И это «пойдемте» сразу же окрылило Житова.
— Конечно! Обязательно пойдем, Нюся!
И опять: шаг… два… три…
— Нюся, пойдем посмотрим на Лену? — решился Житов.
— Сейчас?
— Ну да. Я так и не видел, как растаяла наша ледяночка.
Нюська участливо посмотрела в его лицо.
— А вы здорово похудели, Евгений Палыч.
— Кощеем стал?
— Да нет, правда.
— Так сходим?
— После. Переоденусь сперва, ладно?
— Хорошо, Нюся. Я подожду тебя здесь.
Нюська перепрыгнула кювет, но не ушла, застряла в калитке.

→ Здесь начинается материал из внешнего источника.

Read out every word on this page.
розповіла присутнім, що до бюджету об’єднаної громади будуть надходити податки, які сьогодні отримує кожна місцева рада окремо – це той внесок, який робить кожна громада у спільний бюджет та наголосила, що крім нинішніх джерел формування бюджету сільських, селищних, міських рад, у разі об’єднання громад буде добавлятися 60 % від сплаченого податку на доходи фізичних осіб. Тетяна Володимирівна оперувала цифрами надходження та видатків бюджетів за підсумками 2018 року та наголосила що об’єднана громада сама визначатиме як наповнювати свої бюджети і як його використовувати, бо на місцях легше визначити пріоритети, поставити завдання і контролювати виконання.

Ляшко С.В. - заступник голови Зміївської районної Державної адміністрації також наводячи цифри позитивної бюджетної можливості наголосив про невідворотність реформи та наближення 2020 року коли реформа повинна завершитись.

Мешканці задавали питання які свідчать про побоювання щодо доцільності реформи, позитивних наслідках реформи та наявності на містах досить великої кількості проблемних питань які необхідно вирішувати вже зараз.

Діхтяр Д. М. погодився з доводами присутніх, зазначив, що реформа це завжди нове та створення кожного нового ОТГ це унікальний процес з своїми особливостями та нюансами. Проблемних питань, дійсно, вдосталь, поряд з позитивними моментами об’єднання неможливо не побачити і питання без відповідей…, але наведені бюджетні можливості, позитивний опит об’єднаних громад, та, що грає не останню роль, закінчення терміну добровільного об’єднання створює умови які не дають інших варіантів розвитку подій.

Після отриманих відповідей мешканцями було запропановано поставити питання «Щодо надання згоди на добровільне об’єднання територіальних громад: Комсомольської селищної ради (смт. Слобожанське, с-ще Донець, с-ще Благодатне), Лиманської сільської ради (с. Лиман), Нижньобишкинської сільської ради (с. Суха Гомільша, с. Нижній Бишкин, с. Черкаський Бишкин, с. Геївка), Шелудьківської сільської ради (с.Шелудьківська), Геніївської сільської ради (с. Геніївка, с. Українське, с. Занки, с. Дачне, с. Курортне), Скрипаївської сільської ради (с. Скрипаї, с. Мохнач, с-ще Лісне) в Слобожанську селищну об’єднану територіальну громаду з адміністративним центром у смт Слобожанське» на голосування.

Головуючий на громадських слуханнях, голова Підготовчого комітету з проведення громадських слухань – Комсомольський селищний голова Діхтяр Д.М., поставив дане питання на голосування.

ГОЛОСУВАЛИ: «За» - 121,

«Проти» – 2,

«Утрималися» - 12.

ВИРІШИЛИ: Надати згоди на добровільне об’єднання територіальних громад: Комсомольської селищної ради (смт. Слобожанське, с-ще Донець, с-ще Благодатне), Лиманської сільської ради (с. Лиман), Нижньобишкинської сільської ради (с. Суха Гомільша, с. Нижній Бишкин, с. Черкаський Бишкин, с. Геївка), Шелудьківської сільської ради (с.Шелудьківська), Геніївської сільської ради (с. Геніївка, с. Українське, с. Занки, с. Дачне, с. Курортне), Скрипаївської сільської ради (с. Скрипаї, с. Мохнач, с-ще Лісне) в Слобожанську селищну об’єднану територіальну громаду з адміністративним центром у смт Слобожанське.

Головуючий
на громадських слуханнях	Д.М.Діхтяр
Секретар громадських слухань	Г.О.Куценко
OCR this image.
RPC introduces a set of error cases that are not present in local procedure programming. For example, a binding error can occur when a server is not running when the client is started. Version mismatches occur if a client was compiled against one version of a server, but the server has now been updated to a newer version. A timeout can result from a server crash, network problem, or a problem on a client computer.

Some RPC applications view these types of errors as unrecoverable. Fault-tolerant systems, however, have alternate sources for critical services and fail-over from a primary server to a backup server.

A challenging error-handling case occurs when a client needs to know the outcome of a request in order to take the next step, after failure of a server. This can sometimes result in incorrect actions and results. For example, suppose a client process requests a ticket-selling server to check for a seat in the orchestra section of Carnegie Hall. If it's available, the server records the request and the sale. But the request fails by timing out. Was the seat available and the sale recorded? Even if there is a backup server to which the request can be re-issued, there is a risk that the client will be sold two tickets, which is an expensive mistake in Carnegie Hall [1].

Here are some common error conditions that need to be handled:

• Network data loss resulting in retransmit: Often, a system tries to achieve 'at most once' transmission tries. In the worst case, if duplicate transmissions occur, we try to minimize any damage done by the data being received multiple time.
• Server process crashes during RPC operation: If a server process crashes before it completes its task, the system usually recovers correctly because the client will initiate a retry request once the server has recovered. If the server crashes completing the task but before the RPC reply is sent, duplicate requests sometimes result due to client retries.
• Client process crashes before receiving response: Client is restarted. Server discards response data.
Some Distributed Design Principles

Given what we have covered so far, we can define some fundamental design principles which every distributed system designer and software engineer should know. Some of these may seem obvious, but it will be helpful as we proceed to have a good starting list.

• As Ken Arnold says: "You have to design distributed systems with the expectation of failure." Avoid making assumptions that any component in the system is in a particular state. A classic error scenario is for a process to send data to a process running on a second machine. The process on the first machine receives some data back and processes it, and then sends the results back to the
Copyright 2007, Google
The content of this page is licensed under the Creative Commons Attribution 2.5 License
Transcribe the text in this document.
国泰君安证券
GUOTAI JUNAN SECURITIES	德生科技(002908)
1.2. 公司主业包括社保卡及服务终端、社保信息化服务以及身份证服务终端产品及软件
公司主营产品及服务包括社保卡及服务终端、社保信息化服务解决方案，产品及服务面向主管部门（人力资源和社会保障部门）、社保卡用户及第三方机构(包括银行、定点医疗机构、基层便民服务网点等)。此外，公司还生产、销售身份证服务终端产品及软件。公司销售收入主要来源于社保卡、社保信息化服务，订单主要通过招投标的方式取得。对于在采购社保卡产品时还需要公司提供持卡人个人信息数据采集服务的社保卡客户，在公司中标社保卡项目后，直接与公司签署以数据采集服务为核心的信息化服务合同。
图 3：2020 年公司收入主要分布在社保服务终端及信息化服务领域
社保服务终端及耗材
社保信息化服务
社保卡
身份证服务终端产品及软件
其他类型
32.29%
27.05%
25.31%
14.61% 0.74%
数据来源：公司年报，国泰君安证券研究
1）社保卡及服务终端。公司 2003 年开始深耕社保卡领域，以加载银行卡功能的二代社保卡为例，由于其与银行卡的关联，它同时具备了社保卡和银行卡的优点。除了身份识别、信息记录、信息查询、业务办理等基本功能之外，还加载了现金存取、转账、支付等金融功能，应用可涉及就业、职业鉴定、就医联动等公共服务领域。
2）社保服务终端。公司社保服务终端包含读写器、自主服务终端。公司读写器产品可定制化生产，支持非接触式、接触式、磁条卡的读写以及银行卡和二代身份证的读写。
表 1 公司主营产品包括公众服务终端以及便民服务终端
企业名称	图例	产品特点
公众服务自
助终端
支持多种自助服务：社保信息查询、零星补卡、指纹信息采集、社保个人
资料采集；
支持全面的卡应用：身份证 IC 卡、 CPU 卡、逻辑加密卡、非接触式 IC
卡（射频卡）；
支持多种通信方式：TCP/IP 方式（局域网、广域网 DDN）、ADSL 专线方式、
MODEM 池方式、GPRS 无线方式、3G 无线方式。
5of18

— Лучше вы идите, Евгений Палыч, а я после приду. Где круговушка была, ладно?
— Ладно, — улыбнулся довольный Житов.
4Нюська не обманула. Она пришла даже раньше, чем ожидал Житов. Явилась в одной вязаной кофте, новой синей юбке плиссе. Толстая русая косища — почти до колен.
— Нюся, ты с ума сошла! Без пальто, без берета!
Нюська хохочет:
— Я не хлипкая, Евгений Палыч. Я ж не москвичка.
Житов снизу вверх с нескрываемым восхищением смотрел на стоявшую над обрывом Нюську. И голыш, которым он собирался «сосчитать блинчики», застрял в его руке. До чего ж она хороша, Нюська! Краснощекая, сильная, с завидной талией, скромным девичьим бюстом. А Нюська, будто ценя свои достоинства, развела пальцами складчатую юбчонку.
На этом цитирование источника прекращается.